The election of Jeremy Corbyn to the Labour Party leadership is a seismic event in British politics – perhaps even more so than the SNP landslide in May 2015. For the first time, a committed socialist and anti-austerity activist leads the Labour Party at Westminster.  Many commentators were busy writing his obituary long before he became leader. Yet, serious thinkers on the right aren’t fooled. They know Corbyn taps into a popular mood, the desire for authentic opposition to the Tories, and an alternative to the right wing populism of UKIP. They fear that he really could threaten the enervating austerity consensus.  Making that threat a reality is his only chance.

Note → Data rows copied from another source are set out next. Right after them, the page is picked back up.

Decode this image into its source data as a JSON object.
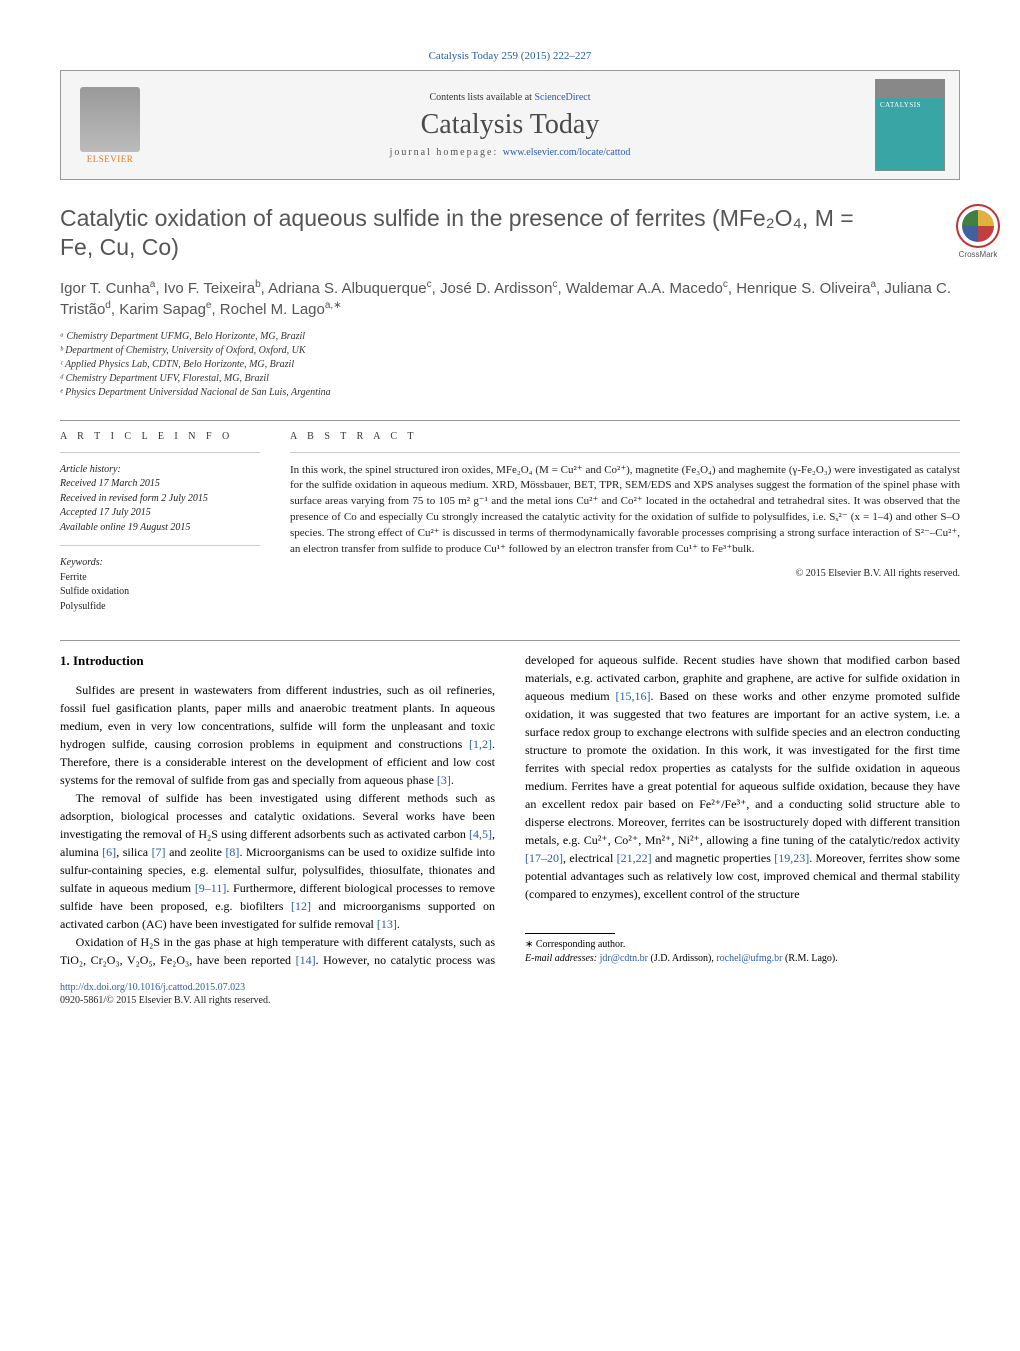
{
  "journal_ref": "Catalysis Today 259 (2015) 222–227",
  "header": {
    "elsevier": "ELSEVIER",
    "contents_prefix": "Contents lists available at ",
    "contents_link": "ScienceDirect",
    "journal_title": "Catalysis Today",
    "homepage_prefix": "journal homepage: ",
    "homepage_link": "www.elsevier.com/locate/cattod",
    "cover_text": "CATALYSIS"
  },
  "crossmark": "CrossMark",
  "title": "Catalytic oxidation of aqueous sulfide in the presence of ferrites (MFe₂O₄, M = Fe, Cu, Co)",
  "authors_html": "Igor T. Cunha<sup>a</sup>, Ivo F. Teixeira<sup>b</sup>, Adriana S. Albuquerque<sup>c</sup>, José D. Ardisson<sup>c</sup>, Waldemar A.A. Macedo<sup>c</sup>, Henrique S. Oliveira<sup>a</sup>, Juliana C. Tristão<sup>d</sup>, Karim Sapag<sup>e</sup>, Rochel M. Lago<sup>a,∗</sup>",
  "affiliations": [
    "ᵃ Chemistry Department UFMG, Belo Horizonte, MG, Brazil",
    "ᵇ Department of Chemistry, University of Oxford, Oxford, UK",
    "ᶜ Applied Physics Lab, CDTN, Belo Horizonte, MG, Brazil",
    "ᵈ Chemistry Department UFV, Florestal, MG, Brazil",
    "ᵉ Physics Department Universidad Nacional de San Luis, Argentina"
  ],
  "article_info_label": "a r t i c l e   i n f o",
  "abstract_label": "a b s t r a c t",
  "history": {
    "label": "Article history:",
    "received": "Received 17 March 2015",
    "revised": "Received in revised form 2 July 2015",
    "accepted": "Accepted 17 July 2015",
    "online": "Available online 19 August 2015"
  },
  "keywords": {
    "label": "Keywords:",
    "items": [
      "Ferrite",
      "Sulfide oxidation",
      "Polysulfide"
    ]
  },
  "abstract": "In this work, the spinel structured iron oxides, MFe₂O₄ (M = Cu²⁺ and Co²⁺), magnetite (Fe₃O₄) and maghemite (γ-Fe₂O₃) were investigated as catalyst for the sulfide oxidation in aqueous medium. XRD, Mössbauer, BET, TPR, SEM/EDS and XPS analyses suggest the formation of the spinel phase with surface areas varying from 75 to 105 m² g⁻¹ and the metal ions Cu²⁺ and Co²⁺ located in the octahedral and tetrahedral sites. It was observed that the presence of Co and especially Cu strongly increased the catalytic activity for the oxidation of sulfide to polysulfides, i.e. Sₓ²⁻ (x = 1–4) and other S–O species. The strong effect of Cu²⁺ is discussed in terms of thermodynamically favorable processes comprising a strong surface interaction of S²⁻–Cu²⁺, an electron transfer from sulfide to produce Cu¹⁺ followed by an electron transfer from Cu¹⁺ to Fe³⁺bulk.",
  "copyright": "© 2015 Elsevier B.V. All rights reserved.",
  "section1_heading": "1. Introduction",
  "body": {
    "p1": "Sulfides are present in wastewaters from different industries, such as oil refineries, fossil fuel gasification plants, paper mills and anaerobic treatment plants. In aqueous medium, even in very low concentrations, sulfide will form the unpleasant and toxic hydrogen sulfide, causing corrosion problems in equipment and constructions ",
    "p1_ref1": "[1,2]",
    "p1_b": ". Therefore, there is a considerable interest on the development of efficient and low cost systems for the removal of sulfide from gas and specially from aqueous phase ",
    "p1_ref2": "[3]",
    "p1_c": ".",
    "p2": "The removal of sulfide has been investigated using different methods such as adsorption, biological processes and catalytic oxidations. Several works have been investigating the removal of H₂S using different adsorbents such as activated carbon ",
    "p2_ref1": "[4,5]",
    "p2_b": ", alumina ",
    "p2_ref2": "[6]",
    "p2_c": ", silica ",
    "p2_ref3": "[7]",
    "p2_d": " and zeolite ",
    "p2_ref4": "[8]",
    "p2_e": ". Microorganisms can be used to oxidize sulfide into sulfur-containing species, e.g. elemental sulfur, polysulfides, thiosulfate, thionates and sulfate in aqueous medium ",
    "p2_ref5": "[9–11]",
    "p2_f": ". Furthermore, different biological processes to remove sulfide have been proposed, e.g. biofilters ",
    "p2_ref6": "[12]",
    "p2_g": " and microorganisms supported on activated carbon (AC) have been investigated for sulfide removal ",
    "p2_ref7": "[13]",
    "p2_h": ".",
    "p3": "Oxidation of H₂S in the gas phase at high temperature with different catalysts, such as TiO₂, Cr₂O₃, V₂O₅, Fe₂O₃, have been reported ",
    "p3_ref1": "[14]",
    "p3_b": ". However, no catalytic process was developed for aqueous sulfide. Recent studies have shown that modified carbon based materials, e.g. activated carbon, graphite and graphene, are active for sulfide oxidation in aqueous medium ",
    "p3_ref2": "[15,16]",
    "p3_c": ". Based on these works and other enzyme promoted sulfide oxidation, it was suggested that two features are important for an active system, i.e. a surface redox group to exchange electrons with sulfide species and an electron conducting structure to promote the oxidation. In this work, it was investigated for the first time ferrites with special redox properties as catalysts for the sulfide oxidation in aqueous medium. Ferrites have a great potential for aqueous sulfide oxidation, because they have an excellent redox pair based on Fe²⁺/Fe³⁺, and a conducting solid structure able to disperse electrons. Moreover, ferrites can be isostructurely doped with different transition metals, e.g. Cu²⁺, Co²⁺, Mn²⁺, Ni²⁺, allowing a fine tuning of the catalytic/redox activity ",
    "p3_ref3": "[17–20]",
    "p3_d": ", electrical ",
    "p3_ref4": "[21,22]",
    "p3_e": " and magnetic properties ",
    "p3_ref5": "[19,23]",
    "p3_f": ". Moreover, ferrites show some potential advantages such as relatively low cost, improved chemical and thermal stability (compared to enzymes), excellent control of the structure"
  },
  "footnotes": {
    "corr": "∗ Corresponding author.",
    "email_label": "E-mail addresses: ",
    "email1": "jdr@cdtn.br",
    "email1_name": " (J.D. Ardisson), ",
    "email2": "rochel@ufmg.br",
    "email2_name": " (R.M. Lago)."
  },
  "footer": {
    "doi": "http://dx.doi.org/10.1016/j.cattod.2015.07.023",
    "issn": "0920-5861/© 2015 Elsevier B.V. All rights reserved."
  }
}
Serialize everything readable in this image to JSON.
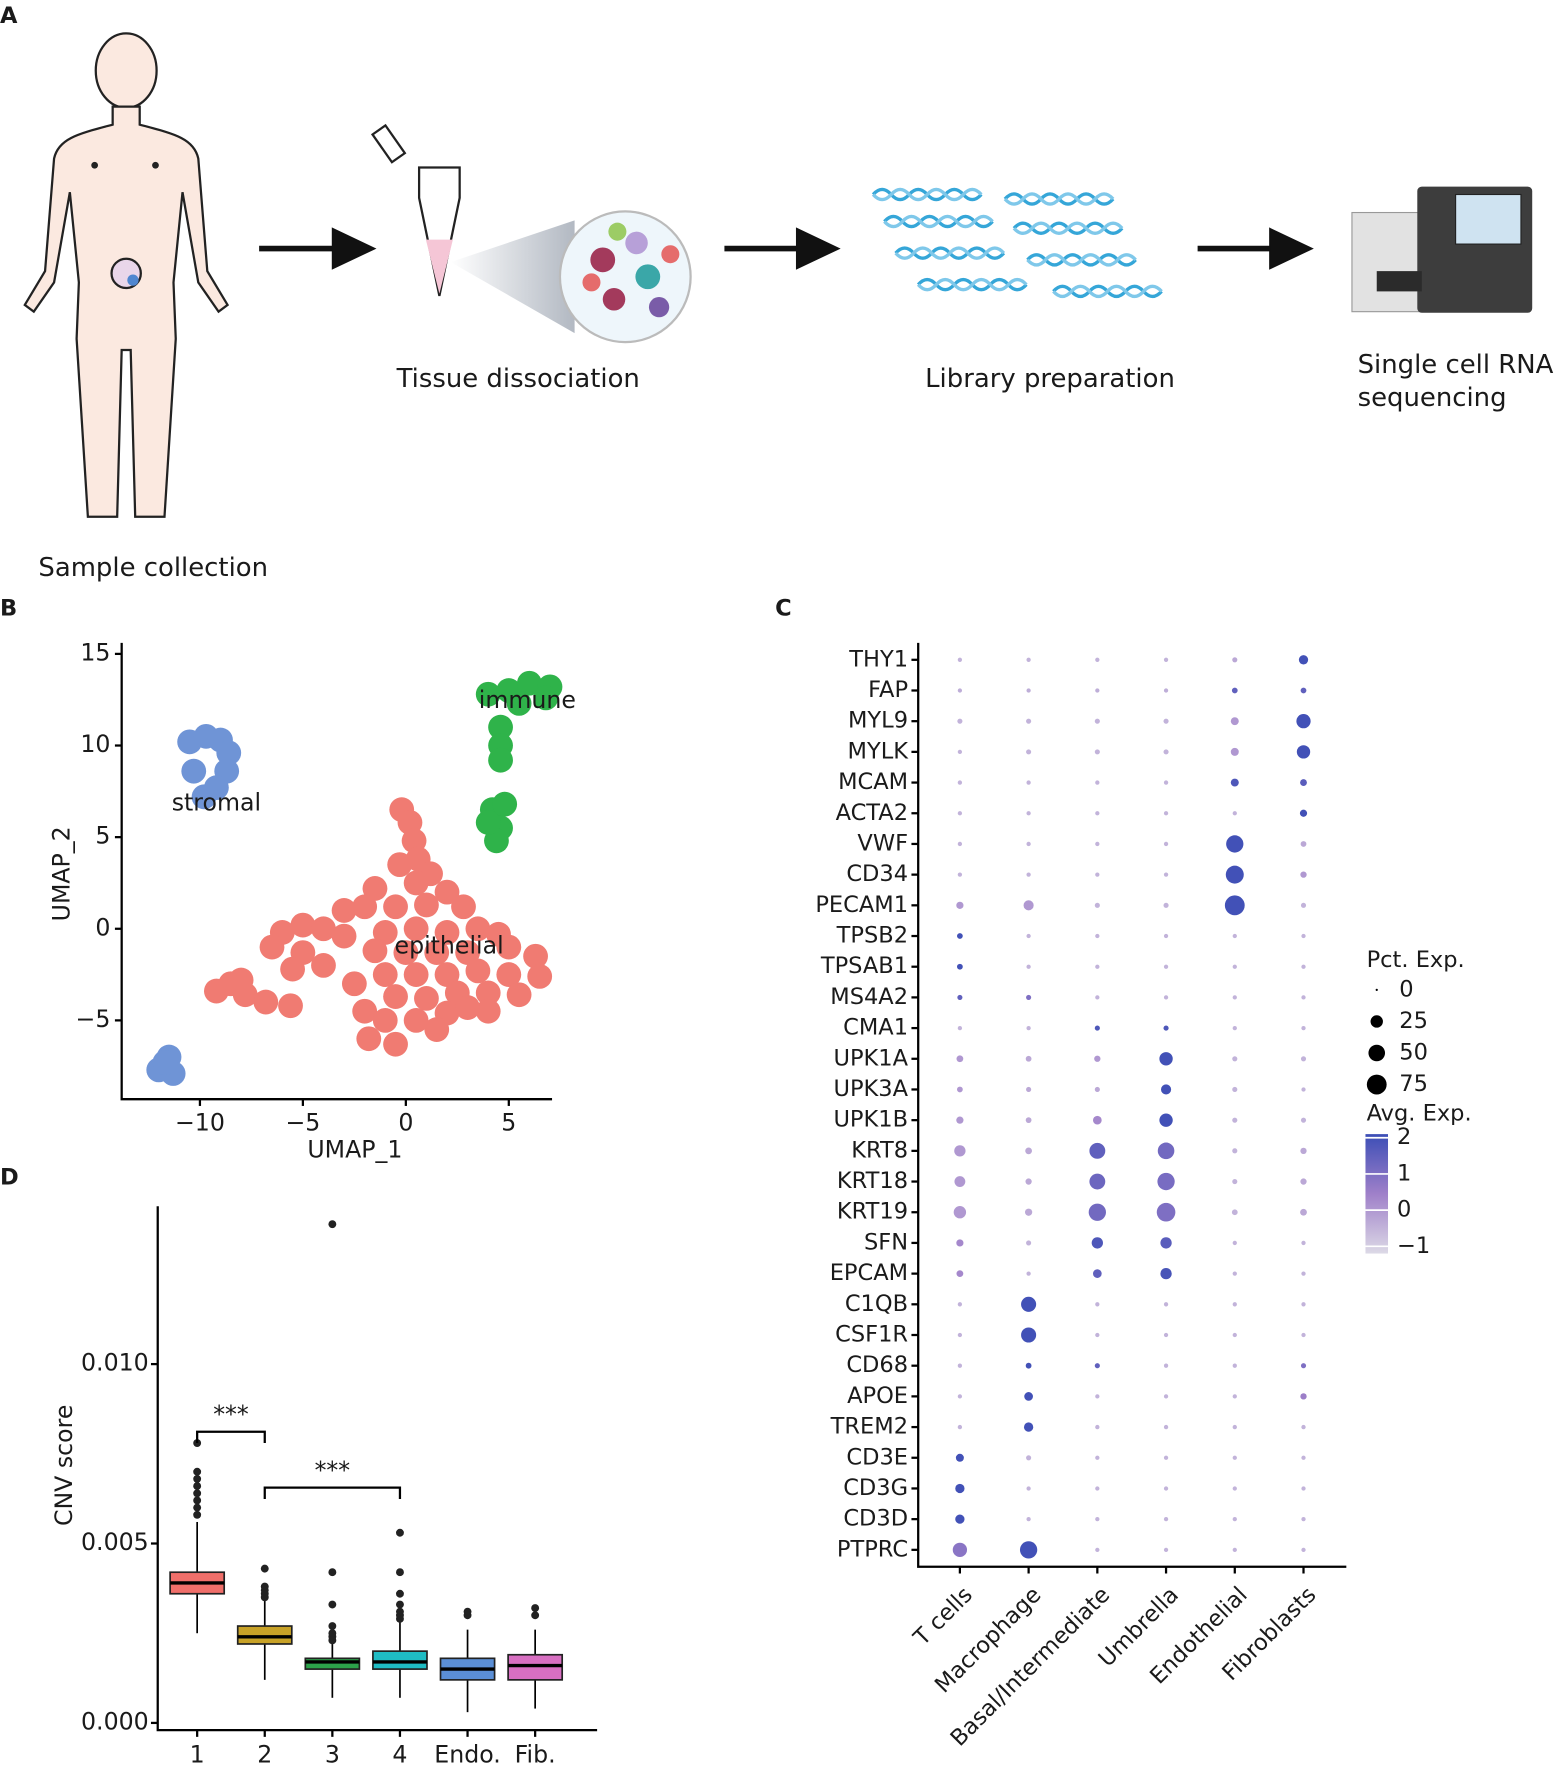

Corbyn faces formidable opponents in the state, business, media and the Labour machine itself.  Can he survive as leader?  Is it remotely plausible that he could become PM?  It will be extraordinarily difficult, but it is possible whatever the psephologists might say.  Politics can change. Political activists can be agents of change.  The challenge, simply, is to make the “Corbyn surge” infectious: translate his campaigning energies to the national stage and use his position as Labour Leader to win credibility for his socialist worldview. In practice, that means he must mobilise a movement capable of stopping austerity in its tracks. To win credibility, the Corbynistas must find a way of making austerity ungovernable. Accomplish that, and they might regain credibility for socialist politics and bring millions of working class people alienated by the Blairite era back into the political and electoral fold.  Since Corbyn’s astonishing victory on Saturday, there have been stirrings within the leadership of the trade union movement – even threats of “civil disobedience”.  But we heard all that in the heady days of 2011. At the height of the Arab Spring and the Occupy Wall Street movement, we saw a trade union demonstration of more than half a million people in London, and mass strikes against cuts in public sector pensions. But the unions backed down and nothing came of it. Talking a good fight against austerity isn’t remotely the same as delivering. Jeremy Corbyn’s leadership is a huge gamble and the odds are stacked against him. If the Corbyn surge does not prove to be infectious, he will quickly be toast.  But by sticking his guns he could just lead a renaissance on the left and transform British politics.